Training For Muscle Memory
Train Your Dog Like You Train an Athlete. Practice Often. Before The Big Game.
Use your words.
Use your hand signals.
Use your training.
We want you to have a very clear communication method with your dog. It is a consistent word choice. Consistent hand signal / body language. And very clear expectations of what to do when "x" happens.
You need to show up consistently, perform your own skills consistently and expect certain behaviors from your dog. He's going to draw on your for confidence. We teach you how to achieve that. For dogs that have a history of fear aggression, resource guarding, or other behavioral issues -- this is critical. You must you practice it many times when distractions are low. Then, when the stakes are high, the environment is new, you are simply asking something of him he has done many times before and knows how to be successful.
Start to increase the challenges -- venture out somewhere new, invite a friend over for a little controlled setup for the dog, and increase the level of distraction. As you progress forward (and you must), do what you're both trained to do and give him a command to perform. Keep it simple. You don't have to go through the entire repertoire of skills -- a good sit/stay and watch me will do; if that's all he can handle with the new change.
It takes time to create success of course. It truly is training and practice much like an athlete. Practice often and just because even when you are no longer having problems.
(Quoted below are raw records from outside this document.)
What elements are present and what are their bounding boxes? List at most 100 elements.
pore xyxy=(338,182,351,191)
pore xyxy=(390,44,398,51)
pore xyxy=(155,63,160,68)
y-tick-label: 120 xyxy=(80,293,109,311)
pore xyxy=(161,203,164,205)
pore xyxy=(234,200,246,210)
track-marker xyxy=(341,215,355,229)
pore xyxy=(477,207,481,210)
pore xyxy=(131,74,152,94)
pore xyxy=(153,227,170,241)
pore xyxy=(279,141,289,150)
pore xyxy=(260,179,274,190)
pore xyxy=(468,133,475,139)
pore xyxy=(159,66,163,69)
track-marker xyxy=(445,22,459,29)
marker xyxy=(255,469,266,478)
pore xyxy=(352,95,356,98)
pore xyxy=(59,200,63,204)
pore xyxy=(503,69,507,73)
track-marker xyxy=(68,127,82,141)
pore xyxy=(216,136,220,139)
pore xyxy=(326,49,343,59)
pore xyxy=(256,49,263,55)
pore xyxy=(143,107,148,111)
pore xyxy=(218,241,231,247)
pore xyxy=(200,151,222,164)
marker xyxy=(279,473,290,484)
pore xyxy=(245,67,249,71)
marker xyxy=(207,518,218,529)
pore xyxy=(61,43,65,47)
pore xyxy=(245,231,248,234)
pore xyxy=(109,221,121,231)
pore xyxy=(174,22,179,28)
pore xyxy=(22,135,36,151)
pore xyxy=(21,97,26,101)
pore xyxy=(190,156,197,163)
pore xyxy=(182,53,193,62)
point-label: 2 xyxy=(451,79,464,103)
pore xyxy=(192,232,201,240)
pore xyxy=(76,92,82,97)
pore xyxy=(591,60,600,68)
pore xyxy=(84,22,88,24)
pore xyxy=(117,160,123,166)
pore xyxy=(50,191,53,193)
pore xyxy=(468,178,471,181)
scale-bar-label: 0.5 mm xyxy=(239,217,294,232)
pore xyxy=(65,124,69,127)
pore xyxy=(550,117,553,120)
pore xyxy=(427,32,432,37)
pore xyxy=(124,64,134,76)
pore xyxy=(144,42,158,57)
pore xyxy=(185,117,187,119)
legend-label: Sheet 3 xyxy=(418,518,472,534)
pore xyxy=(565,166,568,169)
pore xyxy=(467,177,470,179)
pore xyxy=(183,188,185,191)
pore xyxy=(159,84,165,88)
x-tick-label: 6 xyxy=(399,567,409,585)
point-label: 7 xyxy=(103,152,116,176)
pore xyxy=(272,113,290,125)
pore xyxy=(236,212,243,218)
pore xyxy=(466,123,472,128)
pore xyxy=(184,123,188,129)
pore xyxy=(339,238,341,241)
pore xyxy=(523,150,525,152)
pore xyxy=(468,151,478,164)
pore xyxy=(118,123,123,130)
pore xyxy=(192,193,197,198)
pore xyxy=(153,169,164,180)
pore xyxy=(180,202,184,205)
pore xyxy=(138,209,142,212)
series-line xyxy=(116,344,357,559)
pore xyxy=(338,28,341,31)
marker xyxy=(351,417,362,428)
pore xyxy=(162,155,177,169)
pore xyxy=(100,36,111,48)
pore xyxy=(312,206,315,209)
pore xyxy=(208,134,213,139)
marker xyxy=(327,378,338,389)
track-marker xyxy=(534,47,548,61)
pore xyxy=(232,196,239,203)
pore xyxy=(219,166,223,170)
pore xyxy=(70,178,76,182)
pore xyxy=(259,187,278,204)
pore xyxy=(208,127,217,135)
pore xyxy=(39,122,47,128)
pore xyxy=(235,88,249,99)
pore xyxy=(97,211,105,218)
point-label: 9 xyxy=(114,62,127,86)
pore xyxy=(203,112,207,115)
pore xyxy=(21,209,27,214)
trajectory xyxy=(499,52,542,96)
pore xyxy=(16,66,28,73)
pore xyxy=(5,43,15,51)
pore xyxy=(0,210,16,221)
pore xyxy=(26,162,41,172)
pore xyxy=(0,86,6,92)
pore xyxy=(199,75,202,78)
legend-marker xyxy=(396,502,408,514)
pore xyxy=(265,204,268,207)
At some point in the future, run your own little tune-up boot camp. Periodically, just because it’s 2:02 in the afternoon ask the dog to do a down-stay in the hallway, surprise him with a recall command while you’re outside playing. Proof your skills and continue reinforcing good behavior. Look for gaps where the training might be getting lazy. And have fun with your dog.
When you do anything other than what you have trained for, it may be confusing to your dog. Confusion can lead to frustration which can lead to him communicating with you by growling, snapping, or even biting in extreme moments.
This can be applied to many scenarios that will help prevent your dog from "guarding". Teach what to do and how to be successful - -then use that teaching when the stakes are high and don't panic.Example: your dog guards the couch. You've taught him not to be on the couch. A few weeks later you find him up on the couch. Your first reaction cannot be to physically remove him by reaching for his collar or shooing him off by poking his butt or sitting on him. Give the dog the command "off" (which you should have taught him by now). Praise and reward success.This can be the same for him having a kids toy he shouldn't have -- don't pry it out of his mouth, use the command you taught for drop it.
YOU have to be consistent to and can't expect him to perform well if you change the expectation and start physically manipulating him to move or give up some object.
******************
Start training your dog for basic skills (whether he has issues or not) as soon as you bring him home!
Basic life skills include Sit/Stay, Come When Called, Drop It, Leave It and Watch me.
If you have not yet trained him for skills like Off & Drop It and you see a new guarding behavior redirect him to some other item of value (treat, toy, etc) -- in the heat of the moment just get him out of the aggression mindset -- we can begin training later, but we can't undo snapping and biting.